The Kenyan Government looks set to upgrade its computer equipment as part of an e-government strategy that will start in June this year, according to Peter Gakunu, ICT adviser to the Kenyan Cabinet. This is part of a four-year, three-phase project budgeted to cost Sh2.5 billion.

However, according to a brief to information and communication industry players by the information and communication technology (ICT) adviser to the cabinet, Mr Peter Gakunu, skills in the government are inadequate for effective implementation of the strategy.

"ICT skills in government are inadequate indicating serious capacity problems for effective roll-out of the E-government," Mr Gakunu says.

Mr Gakunu, a career civil servant, was previously the economic secretary in the treasury before he moved to become the adviser to the cabinet on the roll-out of E-government.

The first phase is intended to ensure that the infrastructure to implement the strategy is in place. The second phase is supposed to ensure that government ministries and departments are linked up through the internet by June 2007. By the end of the phase the state should be able to communicate within itself. Here it will be possible to manage the pay rolls and finances of the government using the system.

The third phase will see the state open itself to the public and be able to provide services in what is referred as "government portal". An electronic voting and ID acquisition system is expected to be completed by the end of year 2007 when the next General Elections are due.

The new system is supposed to ease service provision and bring about "digital democracy such as opinion polls, electronic voting, electronic voter register scrutiny and inter-government interaction," says Mr Gakunu.

However, he laments that most computers in use in government offices have old processors, and most are older than Pentium III processors, that is, with processing speeds of below 800 MHz. "Most are not equipped with up to-date software."

There is also the problem of procurement of computers. "Standards are not strictly adhered to in procuring computers and software," Mr Gakunu says of the constraints within which the state is being forced to work.

In order to achieve the objectives of the project, the state intends to build consensus and have a common understanding across Government, hold sensitisation workshops with Permanent Secretaries and ministerial ICT Committees, hold a national Convention on E-Government, among other things.

Just last week an ICT conference was held at Safari Park, where the participants expressed disappointment at the slow pace at which the government was moving with regard to putting an ICT policy in place.

In order to roll out the programme, the Government has come up with a cabinet committee chaired by the Minister of State for Provincial Administration security, Chris Murungaru.

The committee comprises the Ministers for Finance, Tourism and Information, Education, and Transport and Communication. It is charged with the work of overseeing the implementation of the E-Government strategy.

There is also a committee of all Permanent Secretaries and accounting officers, which is supposed to coordinate the implementation of the E-government initiative. It also provides the institutional support and ownership needed to marshal resources and manpower to expedite the implementation of E-Government.

A directorate of E-government has also been initiated to provide leadership, facilitate coordination and drive the E-Government process. Mr Gakunu says in the ICT brief that it "provides coordination and advises on issues pertaining to electronic business, telecommunications and technology; plans and develops strategies and directs government wide activities to support other agencies; and participates in the analysis, monitoring and evaluation of E-government issues, policies and legislation."

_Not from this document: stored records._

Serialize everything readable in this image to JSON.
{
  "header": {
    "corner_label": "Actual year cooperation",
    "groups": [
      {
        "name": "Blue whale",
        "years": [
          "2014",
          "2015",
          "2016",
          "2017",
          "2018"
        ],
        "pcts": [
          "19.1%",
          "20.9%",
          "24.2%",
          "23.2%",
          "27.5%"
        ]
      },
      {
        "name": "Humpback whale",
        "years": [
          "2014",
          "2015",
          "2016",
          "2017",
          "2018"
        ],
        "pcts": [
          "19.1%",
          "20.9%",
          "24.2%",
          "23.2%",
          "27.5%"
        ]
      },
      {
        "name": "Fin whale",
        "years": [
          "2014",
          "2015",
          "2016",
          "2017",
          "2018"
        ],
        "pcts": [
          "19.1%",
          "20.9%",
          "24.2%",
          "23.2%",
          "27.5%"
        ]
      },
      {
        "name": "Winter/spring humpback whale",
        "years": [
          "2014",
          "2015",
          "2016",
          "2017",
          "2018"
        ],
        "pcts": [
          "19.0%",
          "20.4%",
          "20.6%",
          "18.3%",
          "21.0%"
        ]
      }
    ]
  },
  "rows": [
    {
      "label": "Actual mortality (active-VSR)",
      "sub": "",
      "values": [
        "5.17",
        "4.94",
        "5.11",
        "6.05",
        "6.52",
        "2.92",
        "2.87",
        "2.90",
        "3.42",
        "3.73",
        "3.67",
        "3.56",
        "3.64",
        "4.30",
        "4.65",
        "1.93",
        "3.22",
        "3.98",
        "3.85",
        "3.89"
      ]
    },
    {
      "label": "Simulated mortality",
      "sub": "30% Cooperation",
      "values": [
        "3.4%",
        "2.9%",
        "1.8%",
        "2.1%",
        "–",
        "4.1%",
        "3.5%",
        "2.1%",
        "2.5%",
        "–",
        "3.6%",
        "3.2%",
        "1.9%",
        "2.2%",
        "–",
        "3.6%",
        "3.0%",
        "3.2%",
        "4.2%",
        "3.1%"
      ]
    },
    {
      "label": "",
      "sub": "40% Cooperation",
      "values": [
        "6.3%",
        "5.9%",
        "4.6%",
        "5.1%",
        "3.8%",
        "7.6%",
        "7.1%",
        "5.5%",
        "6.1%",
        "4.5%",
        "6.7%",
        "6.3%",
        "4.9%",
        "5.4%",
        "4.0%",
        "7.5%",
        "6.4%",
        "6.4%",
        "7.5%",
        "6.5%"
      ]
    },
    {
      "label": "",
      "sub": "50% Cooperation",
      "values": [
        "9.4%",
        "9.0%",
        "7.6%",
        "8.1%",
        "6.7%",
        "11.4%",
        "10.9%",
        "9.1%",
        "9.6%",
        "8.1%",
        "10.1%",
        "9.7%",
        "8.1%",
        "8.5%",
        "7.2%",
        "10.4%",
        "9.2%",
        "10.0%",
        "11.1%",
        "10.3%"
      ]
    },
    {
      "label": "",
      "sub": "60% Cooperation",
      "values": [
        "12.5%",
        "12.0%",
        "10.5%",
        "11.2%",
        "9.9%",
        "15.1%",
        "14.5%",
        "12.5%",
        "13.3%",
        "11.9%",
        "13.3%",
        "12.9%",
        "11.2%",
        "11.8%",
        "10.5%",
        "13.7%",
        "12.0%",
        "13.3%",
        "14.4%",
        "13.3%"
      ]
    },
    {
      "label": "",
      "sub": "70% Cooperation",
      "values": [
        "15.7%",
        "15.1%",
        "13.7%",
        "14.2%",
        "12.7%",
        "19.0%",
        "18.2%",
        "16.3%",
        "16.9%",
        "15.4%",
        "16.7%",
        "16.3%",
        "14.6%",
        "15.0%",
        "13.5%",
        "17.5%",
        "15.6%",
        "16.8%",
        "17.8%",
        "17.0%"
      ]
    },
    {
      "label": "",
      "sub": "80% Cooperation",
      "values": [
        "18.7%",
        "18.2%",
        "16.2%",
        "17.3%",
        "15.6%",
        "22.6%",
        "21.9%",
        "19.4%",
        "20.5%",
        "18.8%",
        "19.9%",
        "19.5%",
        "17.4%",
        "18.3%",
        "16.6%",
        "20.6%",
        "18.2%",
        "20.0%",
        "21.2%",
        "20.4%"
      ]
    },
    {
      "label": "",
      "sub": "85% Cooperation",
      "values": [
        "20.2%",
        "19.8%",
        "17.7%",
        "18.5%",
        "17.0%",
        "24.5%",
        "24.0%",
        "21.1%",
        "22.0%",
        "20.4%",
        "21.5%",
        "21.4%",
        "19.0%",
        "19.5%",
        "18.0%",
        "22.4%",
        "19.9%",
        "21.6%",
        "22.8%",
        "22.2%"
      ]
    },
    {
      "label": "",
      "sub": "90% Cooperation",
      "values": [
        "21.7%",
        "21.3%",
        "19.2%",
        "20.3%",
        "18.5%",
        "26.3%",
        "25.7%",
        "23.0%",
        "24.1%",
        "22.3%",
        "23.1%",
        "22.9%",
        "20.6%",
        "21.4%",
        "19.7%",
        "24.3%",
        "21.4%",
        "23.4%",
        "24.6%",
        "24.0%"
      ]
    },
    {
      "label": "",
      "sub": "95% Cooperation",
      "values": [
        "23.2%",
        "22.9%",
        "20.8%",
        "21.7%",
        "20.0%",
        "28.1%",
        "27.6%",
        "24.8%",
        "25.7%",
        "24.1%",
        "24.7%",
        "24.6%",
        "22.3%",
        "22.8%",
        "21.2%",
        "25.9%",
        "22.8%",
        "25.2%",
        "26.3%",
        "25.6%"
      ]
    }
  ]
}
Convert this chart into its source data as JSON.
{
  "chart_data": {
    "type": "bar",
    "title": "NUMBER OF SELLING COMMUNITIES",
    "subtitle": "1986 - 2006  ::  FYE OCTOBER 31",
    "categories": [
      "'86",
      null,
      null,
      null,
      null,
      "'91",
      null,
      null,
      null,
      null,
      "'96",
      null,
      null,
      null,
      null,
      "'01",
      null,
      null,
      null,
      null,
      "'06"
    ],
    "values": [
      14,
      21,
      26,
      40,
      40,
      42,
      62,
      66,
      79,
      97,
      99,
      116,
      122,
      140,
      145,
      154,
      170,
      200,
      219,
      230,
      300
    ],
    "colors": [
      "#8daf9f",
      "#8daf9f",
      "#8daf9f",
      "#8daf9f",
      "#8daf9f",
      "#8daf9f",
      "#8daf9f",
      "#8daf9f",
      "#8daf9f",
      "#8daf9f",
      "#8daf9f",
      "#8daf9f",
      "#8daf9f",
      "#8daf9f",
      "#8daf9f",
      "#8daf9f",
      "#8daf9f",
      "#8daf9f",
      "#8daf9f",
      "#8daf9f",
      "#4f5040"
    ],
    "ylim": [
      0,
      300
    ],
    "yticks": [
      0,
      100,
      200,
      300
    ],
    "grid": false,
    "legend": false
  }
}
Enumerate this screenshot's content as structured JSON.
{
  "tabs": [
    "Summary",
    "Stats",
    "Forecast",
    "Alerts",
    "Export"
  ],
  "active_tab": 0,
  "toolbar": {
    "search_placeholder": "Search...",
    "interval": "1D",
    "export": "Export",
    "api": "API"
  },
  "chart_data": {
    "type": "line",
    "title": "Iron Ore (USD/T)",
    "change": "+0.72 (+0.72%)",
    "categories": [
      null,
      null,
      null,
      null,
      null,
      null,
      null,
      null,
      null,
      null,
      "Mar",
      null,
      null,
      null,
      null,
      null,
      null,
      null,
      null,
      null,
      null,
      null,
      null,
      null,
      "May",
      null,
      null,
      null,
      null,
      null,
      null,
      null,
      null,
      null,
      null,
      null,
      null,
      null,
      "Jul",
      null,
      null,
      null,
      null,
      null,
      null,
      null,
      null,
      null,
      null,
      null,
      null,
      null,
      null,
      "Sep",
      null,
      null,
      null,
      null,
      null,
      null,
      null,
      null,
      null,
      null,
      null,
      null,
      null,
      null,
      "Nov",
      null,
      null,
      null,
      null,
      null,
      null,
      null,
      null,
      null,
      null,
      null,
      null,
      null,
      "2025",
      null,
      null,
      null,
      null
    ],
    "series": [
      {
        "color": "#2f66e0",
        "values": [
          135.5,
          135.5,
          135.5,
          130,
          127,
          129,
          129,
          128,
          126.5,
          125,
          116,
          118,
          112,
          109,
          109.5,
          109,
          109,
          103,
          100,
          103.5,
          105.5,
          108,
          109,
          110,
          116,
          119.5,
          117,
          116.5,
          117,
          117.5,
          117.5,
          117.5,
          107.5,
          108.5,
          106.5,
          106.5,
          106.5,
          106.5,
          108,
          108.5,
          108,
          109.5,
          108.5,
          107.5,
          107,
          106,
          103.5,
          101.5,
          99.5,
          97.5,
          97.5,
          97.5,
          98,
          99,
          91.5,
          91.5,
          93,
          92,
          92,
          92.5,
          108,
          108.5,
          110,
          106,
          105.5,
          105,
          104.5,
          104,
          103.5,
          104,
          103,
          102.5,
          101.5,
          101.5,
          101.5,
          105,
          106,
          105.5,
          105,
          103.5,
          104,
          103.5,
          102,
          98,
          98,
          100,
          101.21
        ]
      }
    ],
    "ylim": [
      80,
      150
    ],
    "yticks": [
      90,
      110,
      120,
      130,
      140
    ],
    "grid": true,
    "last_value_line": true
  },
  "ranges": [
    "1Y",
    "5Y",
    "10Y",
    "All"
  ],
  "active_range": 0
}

The ministerial committees are supposed to review the various ICT policy initiatives in the Ministries supporting what is being referred to as "the Ministerial Policy Mandate" and identify technical and institutional gaps. It is further meant to undertake an audit of ICT capacity and recommend the ways of improving the situation.

The institutional structure of achieving the E-government strategy is such that the cabinet committee is at the top and is advised by committees of permanent secretaries, who in turn technical receive advice from the Directorate of E-government that draws strength from the National Communications Services and the Government Information Technology Service. The directorate also works above individual ministerial ICT committees of which each has an ICT unit.

Among the other objectives of the strategy is to enable electronic procurement of goods to enable suppliers to do transactions with the government over the internet and electronic registration of suppliers.

Mr Gakunu says the strategy will see to the introduction of "e-talking to citizens, that is, providing citizens with details of public sector activities and information such as the Kenya Gazette, laws and regulations through websites; enhancing listening to citizens, that is, increasing the input of citizens into public sector decisions and actions."

It will enhance E-policing so that a traffic policeman could access details of a car or driver in the event of an accident.

E-voting is intended to ensure that there is no congestion at polling halls and that vote counting is done quickly.

An electronic payment system for utility bills for water and electricity will also be part of the new strategy.

However, in the brief the security issues are noted. It recognises that the way business is transacted, government operates, and national defence is conducted is increasingly relying on an interdependent network of information technology infrastructures ­ otherwise called cyberspace ­ where there are security risks of potential attacks from legitimate clients, government official users, and from hostile outsiders, criminals, terrorists and foreign spy agencies.